Данклиг неправ, противопоставляя прошлое будущему, нас — людям Упорядоченного мира. Его ослепляют горечь, обида, гнев. Вот в чем дело: гордость Тарана жестоко уязвлена. Ни он, ни остальные не видят, что новые люди — это те же мы, только другие, выросшие в иных условиях, не знающие наших страхов и наших проблем. Они свободны от ненависти к Мифу, ибо Миф для них — совсем не то же, чем он был для нас, не какие-то реальные вещи вроде драконов и злых колдунов, отравляющих жизнь человеку, а нечто давно забытое, предания, бабкины сказки. Может быть, к нам эти новые люди жестоки, но это жестокость здорового организма, не желающего больше лекарств. Мы были пилюлей, да, микстурой против вселенского беспорядка – но следует ли нам теперь, по излечении от болезни, отстаивать свое право и дальше влиять на чужую жизнь, на Вселенную, которую мы упорядочивали прежде всего для других, не для себя? Боже — что бы ни говорил Данклиг, я знаю, что ты есть! - Боже, для чего мне мой ум, если из всех ненужностей этого мира он яснее всего видит нашу? И почему, если я так умен, я все еще остаюсь с этими людьми?

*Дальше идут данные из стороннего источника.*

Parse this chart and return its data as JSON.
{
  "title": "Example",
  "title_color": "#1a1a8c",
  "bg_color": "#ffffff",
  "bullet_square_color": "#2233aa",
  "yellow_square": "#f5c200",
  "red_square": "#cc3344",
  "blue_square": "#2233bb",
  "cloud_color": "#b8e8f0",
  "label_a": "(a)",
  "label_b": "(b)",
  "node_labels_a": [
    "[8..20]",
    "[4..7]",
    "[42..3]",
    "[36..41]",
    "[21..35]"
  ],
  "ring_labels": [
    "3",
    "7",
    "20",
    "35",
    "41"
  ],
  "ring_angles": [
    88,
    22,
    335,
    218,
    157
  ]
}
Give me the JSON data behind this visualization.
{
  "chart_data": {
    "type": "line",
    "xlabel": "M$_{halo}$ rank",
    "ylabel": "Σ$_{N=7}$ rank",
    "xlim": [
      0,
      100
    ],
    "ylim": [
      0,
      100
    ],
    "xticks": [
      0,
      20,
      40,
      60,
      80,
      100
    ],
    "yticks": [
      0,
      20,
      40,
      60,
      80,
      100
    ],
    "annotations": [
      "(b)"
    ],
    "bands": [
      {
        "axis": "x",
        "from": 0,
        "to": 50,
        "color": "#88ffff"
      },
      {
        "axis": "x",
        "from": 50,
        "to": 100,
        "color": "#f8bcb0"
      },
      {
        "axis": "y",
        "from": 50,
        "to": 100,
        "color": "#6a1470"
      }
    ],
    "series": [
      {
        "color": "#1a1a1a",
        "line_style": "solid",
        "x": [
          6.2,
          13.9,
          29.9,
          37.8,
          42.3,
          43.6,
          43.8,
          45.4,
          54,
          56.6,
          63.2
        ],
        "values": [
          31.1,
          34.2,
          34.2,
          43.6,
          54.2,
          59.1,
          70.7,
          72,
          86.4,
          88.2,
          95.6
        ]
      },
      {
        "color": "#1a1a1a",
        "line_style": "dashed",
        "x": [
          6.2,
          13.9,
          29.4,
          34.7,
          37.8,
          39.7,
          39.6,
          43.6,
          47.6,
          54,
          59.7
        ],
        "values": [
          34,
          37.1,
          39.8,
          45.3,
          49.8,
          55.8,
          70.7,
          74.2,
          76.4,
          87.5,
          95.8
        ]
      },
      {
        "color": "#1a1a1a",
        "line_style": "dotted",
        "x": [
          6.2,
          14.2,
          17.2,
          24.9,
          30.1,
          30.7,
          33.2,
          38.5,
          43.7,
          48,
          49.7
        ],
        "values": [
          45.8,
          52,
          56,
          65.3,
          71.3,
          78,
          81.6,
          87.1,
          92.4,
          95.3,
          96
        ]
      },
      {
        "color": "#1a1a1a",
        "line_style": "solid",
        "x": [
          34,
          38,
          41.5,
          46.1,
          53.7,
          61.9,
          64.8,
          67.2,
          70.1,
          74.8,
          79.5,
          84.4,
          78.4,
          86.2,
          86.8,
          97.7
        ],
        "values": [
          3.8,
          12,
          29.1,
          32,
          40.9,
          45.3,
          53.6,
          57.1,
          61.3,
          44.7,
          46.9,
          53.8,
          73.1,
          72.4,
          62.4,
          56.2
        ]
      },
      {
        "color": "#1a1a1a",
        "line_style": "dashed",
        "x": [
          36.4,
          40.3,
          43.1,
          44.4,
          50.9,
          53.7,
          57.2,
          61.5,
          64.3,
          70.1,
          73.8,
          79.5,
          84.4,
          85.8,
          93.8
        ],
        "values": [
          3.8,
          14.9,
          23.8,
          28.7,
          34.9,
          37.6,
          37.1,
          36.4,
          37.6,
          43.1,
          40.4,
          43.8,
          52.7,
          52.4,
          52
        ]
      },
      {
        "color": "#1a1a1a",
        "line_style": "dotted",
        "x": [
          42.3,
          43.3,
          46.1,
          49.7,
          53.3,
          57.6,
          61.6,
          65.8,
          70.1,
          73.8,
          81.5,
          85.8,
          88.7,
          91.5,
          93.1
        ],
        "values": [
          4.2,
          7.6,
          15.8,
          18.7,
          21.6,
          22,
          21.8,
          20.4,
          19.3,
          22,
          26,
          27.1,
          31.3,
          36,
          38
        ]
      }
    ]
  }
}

Это болезнь, говорит себе Пауле. Я болен Фотурианством. Я один из них, у меня тоже нет ничего, кроме Будущего. Я признаю людей Упорядоченного мира, я понимаю их и желаю им всего наилучшего.
Но, Господи, даже я не могу просто так взять и уйти!
…
Фотурианцы.
Люди Будущего.
Мечтатели.
Дураки.
Фанатики.
Герои.
Один за другим, они проходят через Пауле и обретают: кто - руки, кто - ноги, кто – головы, кто - потроха. Триста восемьдесят три бойца — и вот наступает время выступить в поход, бросить вызов новому, правильному миру и его всемогущим Функциям.
Они останавливаются в Земле Килак, там, где Ондриду открылась правда о судьбе Вселенной, и ждут. Наконец, голос с неба — всеобъемлющий голос, говорящий словно за весь мир, обращается к ним:
- Возвращайтесь домой! - рокочет небо. - Живите, как полагается нормальным людям! У вас для этого теперь есть все, что нужно! Чего вам еще надо?
- Нам нужно наше Будущее! - отвечает за Фотурианцев Данклиг — только его голос может сравниться с голосом посланника Функций. - Мы пришли за нашим Будущим и без него не уйдем!
- Будущего для вас нет, - отвечает небо. - Есть только одно, общее, для всех. Смиритесь, а не то будете наказаны. Никаких больше переделок Бытия, ступайте назад, по домам, сидите смирно и будьте счастливы!
- Так, значит, да? - говорит Данклиг, и глаза его смотрят на всесильное небо с невыразимым презрением. - А не пошло бы ты, небо, к чертовой матери?
Функции реагируют на оскорбление стремительно — пространство словно сгущается, вокруг темнеет, начинается бой — не пойми с кем, и лучшие Фотурианцы гибнут, а жить остаются недостойные — и Данклиг, второй в ордене, к великому своему удивлению оказывается среди них.
Они уходят, вновь искалеченные, вновь разбитые, и заползают в самые темные норы, чтобы там дожидаться окончательного Упорядочивания Вселенной, после которого для них начнется подлинная, не украшенная никаким подвигом жизнь.